The Treasury Department will sell $29 billion in two-year securities, $35 billion in five-year debt and $29 billion in seven-year securities on three consecutive days starting Aug. 26. The amounts are unchanged from the July auctions of the maturities. The department will also sell $13 billion in two-year floating-rate notes at an Aug. 27 auction.
Treasuries were supported yesterday as Mario Draghi said in a speech in Jackson Hole that the European Central Bank is ready to add more stimulus as pressure mounts on the euro region’s policy makers for radical measures such as bond purchases to spur a slumping economy.
The outlook burnished Treasuries’ appeal relative to European sovereign bonds. The extra yield U.S. 10-year notes provided over Group of Seven counterparts reached 76 basis points this week, widening from this year’s low of 37 in February.

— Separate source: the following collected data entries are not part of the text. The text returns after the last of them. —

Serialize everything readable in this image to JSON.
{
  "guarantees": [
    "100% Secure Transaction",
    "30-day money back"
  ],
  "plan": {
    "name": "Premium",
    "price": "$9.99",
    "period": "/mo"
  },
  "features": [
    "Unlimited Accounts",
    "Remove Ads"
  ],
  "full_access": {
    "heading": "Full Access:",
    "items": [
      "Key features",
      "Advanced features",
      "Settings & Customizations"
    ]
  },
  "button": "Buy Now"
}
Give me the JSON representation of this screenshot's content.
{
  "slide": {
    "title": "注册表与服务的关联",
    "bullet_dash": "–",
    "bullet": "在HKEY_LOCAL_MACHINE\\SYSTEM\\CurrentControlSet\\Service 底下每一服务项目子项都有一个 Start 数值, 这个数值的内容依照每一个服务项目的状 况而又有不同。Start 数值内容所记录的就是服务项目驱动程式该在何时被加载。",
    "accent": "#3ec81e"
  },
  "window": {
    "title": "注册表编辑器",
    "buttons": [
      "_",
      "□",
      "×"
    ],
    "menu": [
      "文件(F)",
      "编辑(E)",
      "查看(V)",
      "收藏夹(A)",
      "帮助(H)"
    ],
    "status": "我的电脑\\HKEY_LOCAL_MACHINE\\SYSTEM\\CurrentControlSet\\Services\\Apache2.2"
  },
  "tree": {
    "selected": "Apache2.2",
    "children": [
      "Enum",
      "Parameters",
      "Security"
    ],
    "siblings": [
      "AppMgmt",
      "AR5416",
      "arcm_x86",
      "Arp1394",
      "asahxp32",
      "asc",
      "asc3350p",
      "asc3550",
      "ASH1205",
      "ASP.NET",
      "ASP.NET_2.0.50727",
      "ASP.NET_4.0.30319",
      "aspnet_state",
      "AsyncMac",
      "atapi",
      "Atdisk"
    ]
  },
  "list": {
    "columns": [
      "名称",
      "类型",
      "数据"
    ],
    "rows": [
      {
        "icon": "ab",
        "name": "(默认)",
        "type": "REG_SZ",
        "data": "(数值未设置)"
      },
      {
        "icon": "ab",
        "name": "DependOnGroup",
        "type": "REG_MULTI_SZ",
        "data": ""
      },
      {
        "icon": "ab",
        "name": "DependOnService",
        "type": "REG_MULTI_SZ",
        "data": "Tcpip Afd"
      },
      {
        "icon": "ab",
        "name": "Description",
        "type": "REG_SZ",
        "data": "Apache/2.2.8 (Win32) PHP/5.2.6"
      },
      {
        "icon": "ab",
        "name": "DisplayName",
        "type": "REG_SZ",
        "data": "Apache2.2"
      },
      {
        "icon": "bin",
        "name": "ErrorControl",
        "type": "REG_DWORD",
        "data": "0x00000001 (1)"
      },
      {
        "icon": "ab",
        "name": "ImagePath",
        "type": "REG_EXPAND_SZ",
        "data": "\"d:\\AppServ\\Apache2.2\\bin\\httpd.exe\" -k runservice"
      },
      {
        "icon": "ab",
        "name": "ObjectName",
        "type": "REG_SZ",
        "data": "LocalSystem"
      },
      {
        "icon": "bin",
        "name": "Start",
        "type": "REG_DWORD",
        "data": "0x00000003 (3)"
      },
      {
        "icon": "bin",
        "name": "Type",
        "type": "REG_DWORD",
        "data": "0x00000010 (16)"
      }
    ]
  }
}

It touched 78 basis points on July 31, the most since 2007.
Treasury 30-year bonds erased losses yesterday after the New York Times reported the Russian military has moved artillery units inside Ukrainian territory and is using them to fire at Ukrainian forces, citing NATO officials.
Trucks carrying what Russia said was humanitarian aid reached the embattled Ukrainian city of Luhansk after crossing the border in what the government in Kiev denounced as an “invasion.”